The power to issue a nunc pro tunc order correcting its records is a common law power derived from a court’s jurisdiction over its records. Pirtle v. Cook, 956 S.W.2d 235, 240 (Mo. banc 1997). A court is considered to have continuing jurisdiction over its records, which exists independently from the court’s jurisdiction over its cause or its judgment. Id. The power over its records “exists so that the court can cause its records to represent accurately what occurred previously.” Id “Errors can occur between the ‘judicial act of the court in rendering judgment and the ministerial act of entering it upon the record.’” Unterreiner v. Estate of Unterreiner, 899 S.W.2d 596, 598 (Mo.App.1995) (quoting First Nat. Bank of Collinsville, Ill. v. Goldfarb, 527 S.W.2d 427, 430 (Mo.App.1975)). The power to issue nunc pro tunc orders constitutes no more than the power to make the record conform to the judgment already rendered; it cannot change the judgment itself.
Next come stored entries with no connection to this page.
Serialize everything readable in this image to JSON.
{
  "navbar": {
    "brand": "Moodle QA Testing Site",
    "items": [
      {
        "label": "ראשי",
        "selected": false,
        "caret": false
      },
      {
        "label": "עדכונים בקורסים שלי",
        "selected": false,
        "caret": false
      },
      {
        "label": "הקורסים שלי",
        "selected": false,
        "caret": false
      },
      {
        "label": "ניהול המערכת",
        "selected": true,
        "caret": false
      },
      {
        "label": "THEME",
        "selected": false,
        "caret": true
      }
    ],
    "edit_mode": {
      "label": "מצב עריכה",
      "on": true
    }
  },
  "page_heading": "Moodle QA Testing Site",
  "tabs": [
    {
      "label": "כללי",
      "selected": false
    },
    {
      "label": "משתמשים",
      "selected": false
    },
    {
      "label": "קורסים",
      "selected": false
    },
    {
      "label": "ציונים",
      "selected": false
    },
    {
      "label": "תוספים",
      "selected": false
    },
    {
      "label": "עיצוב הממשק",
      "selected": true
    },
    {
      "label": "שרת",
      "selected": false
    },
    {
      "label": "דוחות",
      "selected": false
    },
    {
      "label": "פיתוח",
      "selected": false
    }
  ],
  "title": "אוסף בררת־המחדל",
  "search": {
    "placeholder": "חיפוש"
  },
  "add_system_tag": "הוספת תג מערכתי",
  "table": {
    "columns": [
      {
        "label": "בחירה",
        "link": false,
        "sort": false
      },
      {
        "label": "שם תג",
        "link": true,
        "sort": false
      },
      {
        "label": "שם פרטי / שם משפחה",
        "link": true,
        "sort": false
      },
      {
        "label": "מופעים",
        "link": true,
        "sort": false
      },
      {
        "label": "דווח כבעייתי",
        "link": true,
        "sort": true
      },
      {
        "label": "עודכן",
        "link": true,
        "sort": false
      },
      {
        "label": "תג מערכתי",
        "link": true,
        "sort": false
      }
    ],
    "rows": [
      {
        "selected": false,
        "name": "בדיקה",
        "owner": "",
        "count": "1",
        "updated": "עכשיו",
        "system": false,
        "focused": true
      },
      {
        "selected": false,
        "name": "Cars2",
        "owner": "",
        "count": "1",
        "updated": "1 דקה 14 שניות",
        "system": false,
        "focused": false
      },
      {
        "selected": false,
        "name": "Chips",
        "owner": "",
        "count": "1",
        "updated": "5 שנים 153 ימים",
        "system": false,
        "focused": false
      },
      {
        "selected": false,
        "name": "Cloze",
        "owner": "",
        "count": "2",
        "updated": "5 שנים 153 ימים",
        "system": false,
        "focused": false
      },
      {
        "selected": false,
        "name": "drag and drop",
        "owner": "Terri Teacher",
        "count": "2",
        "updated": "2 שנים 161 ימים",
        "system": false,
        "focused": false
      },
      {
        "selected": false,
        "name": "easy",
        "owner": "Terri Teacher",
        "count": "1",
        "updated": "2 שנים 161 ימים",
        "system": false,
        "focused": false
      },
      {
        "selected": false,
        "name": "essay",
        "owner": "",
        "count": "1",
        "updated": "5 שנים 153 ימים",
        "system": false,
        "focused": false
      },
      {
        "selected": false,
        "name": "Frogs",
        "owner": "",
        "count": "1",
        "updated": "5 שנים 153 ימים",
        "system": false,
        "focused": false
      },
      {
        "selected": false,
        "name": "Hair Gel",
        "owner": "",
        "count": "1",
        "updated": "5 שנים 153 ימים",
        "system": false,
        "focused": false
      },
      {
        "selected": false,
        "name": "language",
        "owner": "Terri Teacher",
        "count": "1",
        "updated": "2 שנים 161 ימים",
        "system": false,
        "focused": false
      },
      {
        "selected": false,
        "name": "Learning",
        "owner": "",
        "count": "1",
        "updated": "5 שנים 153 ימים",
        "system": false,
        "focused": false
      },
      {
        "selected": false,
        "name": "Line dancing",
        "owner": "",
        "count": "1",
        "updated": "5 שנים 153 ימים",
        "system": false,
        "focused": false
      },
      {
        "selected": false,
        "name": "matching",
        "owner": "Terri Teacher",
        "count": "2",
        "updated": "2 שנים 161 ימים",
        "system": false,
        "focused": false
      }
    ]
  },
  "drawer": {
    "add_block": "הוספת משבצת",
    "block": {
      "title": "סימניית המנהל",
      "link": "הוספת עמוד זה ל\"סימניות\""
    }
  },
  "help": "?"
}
Pirtle, 956 S.W.2d at 240. “The theory of a judgment nunc pro tunc is that it is entered now for then, in order that the judgment as corrected shall speak the truth and import verity with respect to the relief which was actually awarded, and, from some oversight or otherwise, failed to be incorporated in the original entry.” Cross v. Gould, 131 Mo.App. 585, 110 S.W. 672, 681 (1908); see also Warren v. Drake, 570 S.W.2d 803, 806 (Mo.App.1978).
The clerical error to be corrected must be discernible from the record. Pirtle, 956 S.W.2d at 243. There must be some writing in the record which shows the judgment as actually rendered. Unterreiner, 899 S.W.2d at 598. Parol evidence will not support an order nunc pro tunc. Miller v. Varity Corp., 922 S.W.2d 821, 824 (Mo.App.1996). . Further, the order cannot correct anything that resulted from the exercise of judicial discretion because any such change constitutes a change in the court’s judgment.” Pirtle, 956 S.W.2d at 243.
This is a proper case for the exercise of the trial court’s nunc pro tunc power. The error substituting “defendant” for “plaintiff’ was clerical. In re Marriage of Royall, 569 S.W.2d 369, 370-71 (Mo.App.1978). “A mistake can be clerical whether made by the clerk, the judge, the jury, a party or an attorney.” Id. at 370. The error did not result from an exercise of judicial discretion because the trial court’s letter clearly set forth the court’s intent that plaintiff pay costs. Further, the court’s assessment of costs, as set out in its letter, was that required by Rule 77.01. The trial court should have entered a nunc pro tunc order to correct the clerical error in the judgment to be in accord with the judgment the court actually rendered as evidenced by its letter. Defendant was entitled to have the judgment which the court had rendered. Cross, 110 S.W. at 681.
Plaintiff has not provided any legal authority to support its reasons why the record should not be corrected and we do *684not find its reasons to be logically persuasive. The parties’ post-entry agreement to pay the judgment in installments has no bearing on the defendant’s right to a judgment nunc pro tunc to have the record of the judgment correctly reflect who is to pay costs. No public policy favoring the stability of judgments is violated by correcting the judgment to reflect the payment of costs intended by the trial judge. Further, no question of estoppel is involved because, when counsel for the parties entered their agreement to pay the judgment in installments, they did not discuss costs and, at that time, neither realized that the judgment as typed did not reflect that costs should be paid as the trial court had directed.
The evidence in support of the motion for judgment nunc pro tunc is so clear that it leaves no reasonable ground upon which to reject it. The trial court’s judgment denying defendant’s motion for nunc pro tunc correction of the judgment is reversed and the case is remanded with directions to the trial court to correct that part of judgment entered on January 13, 1998 which shows “Costs taxed against Defendant” to show “Costs taxed against Plaintiff.”
Plaintiffs motion for sanctions and damages for frivolous appeal is denied as moot. Defendant’s motion for sanctions is denied.
ROBERT G. DOWD, Jr., J. and SHERRI B. SULLIVAN, J. concur.